Sie hat sich einen schwarz-weiß gemusterten Badeanzug geliehen und läuft nun lachend durch die Umkleidekabine des Schwimmbads, spielt ein Model auf dem Laufsteg. Dalal, die 30-jährige Frau aus dem Irak, ist zum ersten Mal mit einer Gruppe Migrantinnen aus Hersbruck im Nürnberger Land und der Region im Hallenbad. Ihren staunenden Söhnen, 10 und 18 Jahre alt, hat sie erzählt: "Eure Mama lernt jetzt schwimmen".

Die Gelegenheit dazu gibt ihr Marianne Ermann: die Frau, die in den vergangenen Jahrzehnten schon viele Ideen hatte, wie sie Flüchtlingsfamilien helfen kann, ihre neue Heimat besser kennenzulernen und sich einzugewöhnen. Für ihre Gruppe "Therapeutisches Schwimmen für geflüchtete Frauen" hat sie am 4. November einen der drei Integrationspreise des Bezirks Mittelfranken erhalten.

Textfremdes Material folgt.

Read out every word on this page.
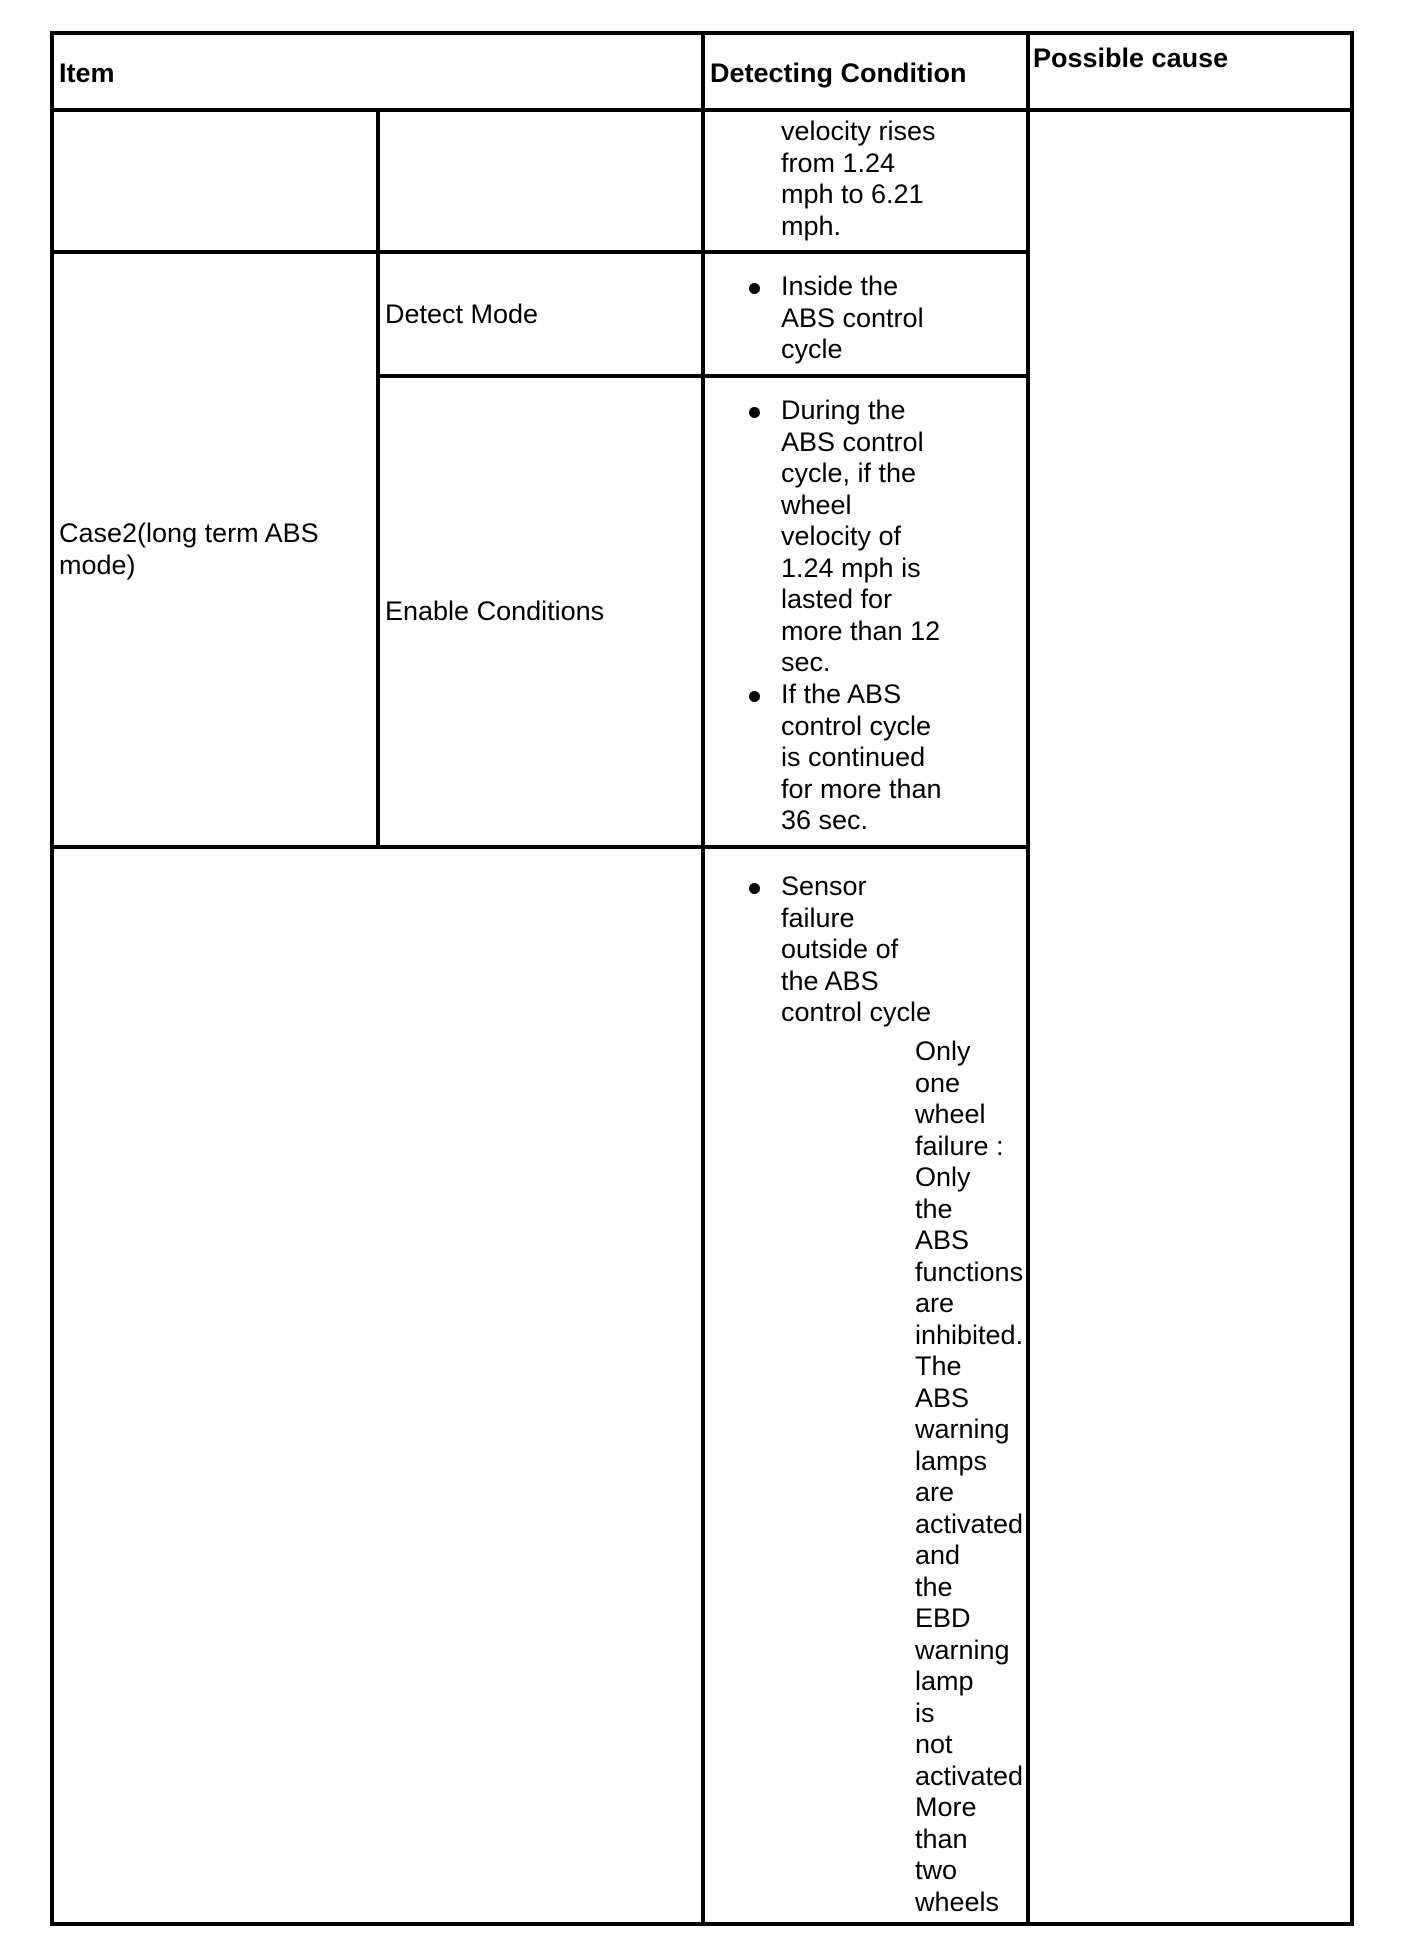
Item	Detecting Condition Possible cause
velocity rises
from 1.24
mph to 6.21
mph.
Case2(long term ABS
mode)
Detect Mode
Inside the
ABS control
cycle
Enable Conditions
During the
ABS control
cycle, if the
wheel
velocity of
1.24 mph is
lasted for
more than 12
sec.
If the ABS
control cycle
is continued
for more than
36 sec.
Sensor
failure
outside of
the ABS
control cycle
Only
one
wheel
failure :
Only
the
ABS
functions
are
inhibited.
The
ABS
warning
lamps
are
activated
and
the
EBD
warning
lamp
is
not
activated
More
than
two
wheels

"Wasser macht den Körper und die Seele leicht", erklärt Ermann, Sozialpädagogin im Ruhestand. Die Teilnehmerinnen sollen Körpergefühl, Zutrauen zu sich und zum Wasser bekommen.

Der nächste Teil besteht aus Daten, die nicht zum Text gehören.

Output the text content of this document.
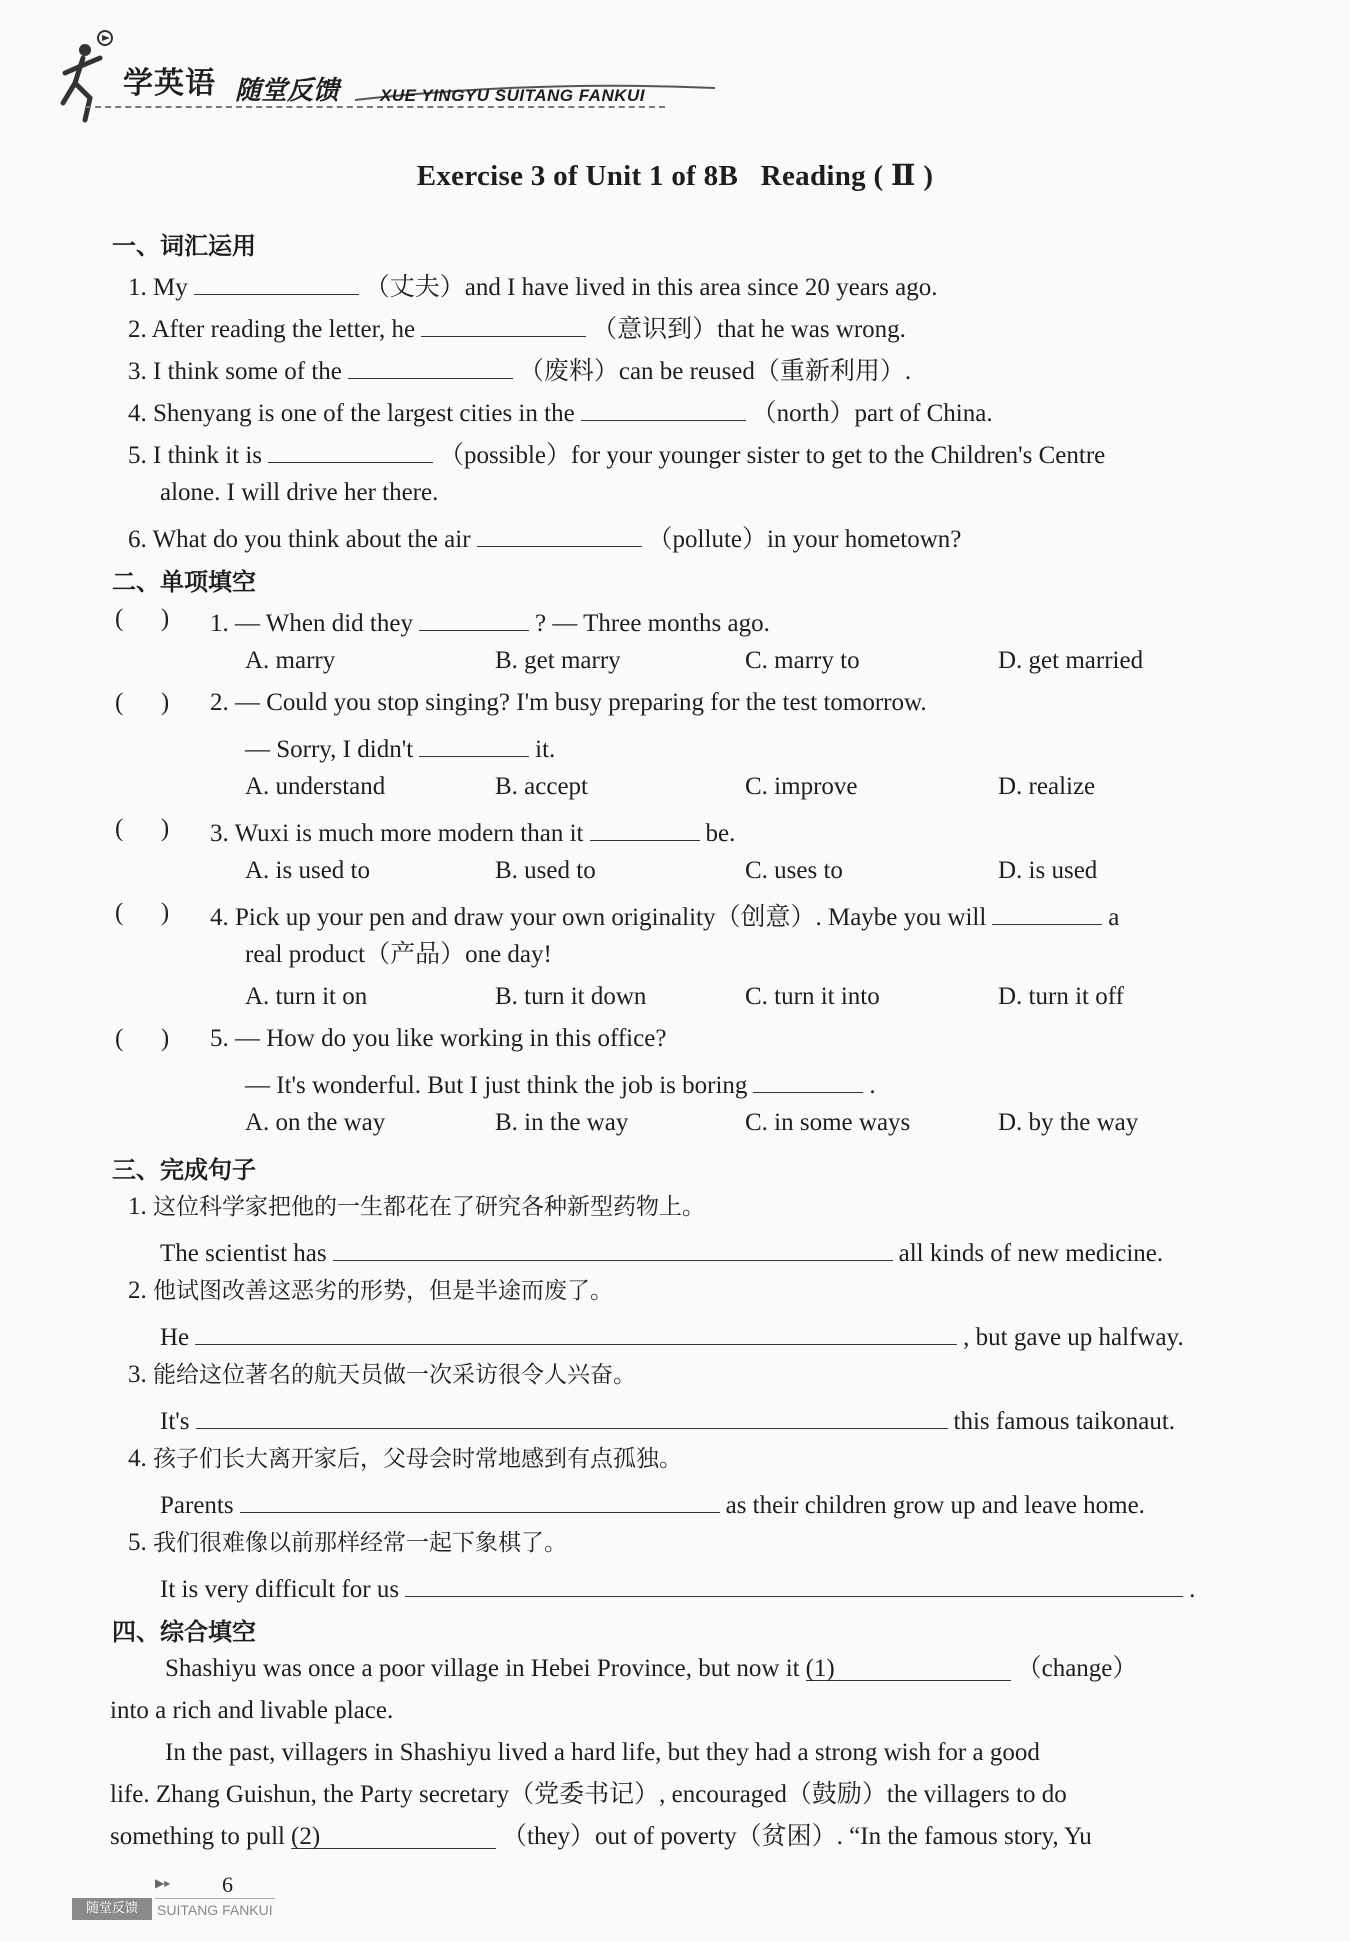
学英语 随堂反馈 XUE YINGYU SUITANG FANKUI
Exercise 3 of Unit 1 of 8B   Reading ( Ⅱ )
一、词汇运用
1. My	（丈夫）and I have lived in this area since 20 years ago.
2. After reading the letter, he	（意识到）that he was wrong.
3. I think some of the	（废料）can be reused（重新利用）.
4. Shenyang is one of the largest cities in the	（north）part of China.
5. I think it is	（possible）for your younger sister to get to the Children's Centre
alone. I will drive her there.
6. What do you think about the air	（pollute）in your hometown?
二、单项填空
(      ) 1. — When did they	? — Three months ago.
A. marry	B. get marry	C. marry to	D. get married
(      ) 2. — Could you stop singing? I'm busy preparing for the test tomorrow.
— Sorry, I didn't	it.
A. understand	B. accept	C. improve	D. realize
(      ) 3. Wuxi is much more modern than it	be.
A. is used to	B. used to	C. uses to	D. is used
(      ) 4. Pick up your pen and draw your own originality（创意）. Maybe you will	a
real product（产品）one day!
A. turn it on	B. turn it down	C. turn it into	D. turn it off
(      ) 5. — How do you like working in this office?
— It's wonderful. But I just think the job is boring	.
A. on the way	B. in the way	C. in some ways	D. by the way
三、完成句子
1. 这位科学家把他的一生都花在了研究各种新型药物上。
The scientist has	all kinds of new medicine.
2. 他试图改善这恶劣的形势，但是半途而废了。
He	, but gave up halfway.
3. 能给这位著名的航天员做一次采访很令人兴奋。
It's	this famous taikonaut.
4. 孩子们长大离开家后，父母会时常地感到有点孤独。
Parents	as their children grow up and leave home.
5. 我们很难像以前那样经常一起下象棋了。
It is very difficult for us	.
四、综合填空
Shashiyu was once a poor village in Hebei Province, but now it (1)	（change）
into a rich and livable place.
In the past, villagers in Shashiyu lived a hard life, but they had a strong wish for a good
life. Zhang Guishun, the Party secretary（党委书记）, encouraged（鼓励）the villagers to do
something to pull (2)	（they）out of poverty（贫困）. “In the famous story, Yu
▶▸ 6
随堂反馈	SUITANG FANKUI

"Ich habe schon in Syrien immer das Meer geliebt", sagt Batoul, Mutter von fünf kleinen Mädchen. Sie hat in der Frauengruppe des Ökumenischen Vereins für Flüchtlinge, Asylsuchende und Migranten bereits das Schwimmen gelernt. Weil sie Nesril, einer anderen jungen Frau aus Syrien, im Schwimmbad die Kinder anvertrauen kann, kann sie allein eine Bahn schwimmen und sich auf Arm- und Beinbewegungen konzentrieren. 

Die Schwimmbewegungen sind gar nicht so schwer, wenn Marianne Ermann einer Frau die Hand hält. "Was aber oft Panik auslöst, ist, nicht zu wissen, wie man aus der Schwimmlage wieder mit den Füßen auf den Boden des Beckens kommt", sagt Ermann. "Kopf hoch, Knie anziehen", das müsse eine Frau verinnerlichen, dann gehe der Rest von selbst.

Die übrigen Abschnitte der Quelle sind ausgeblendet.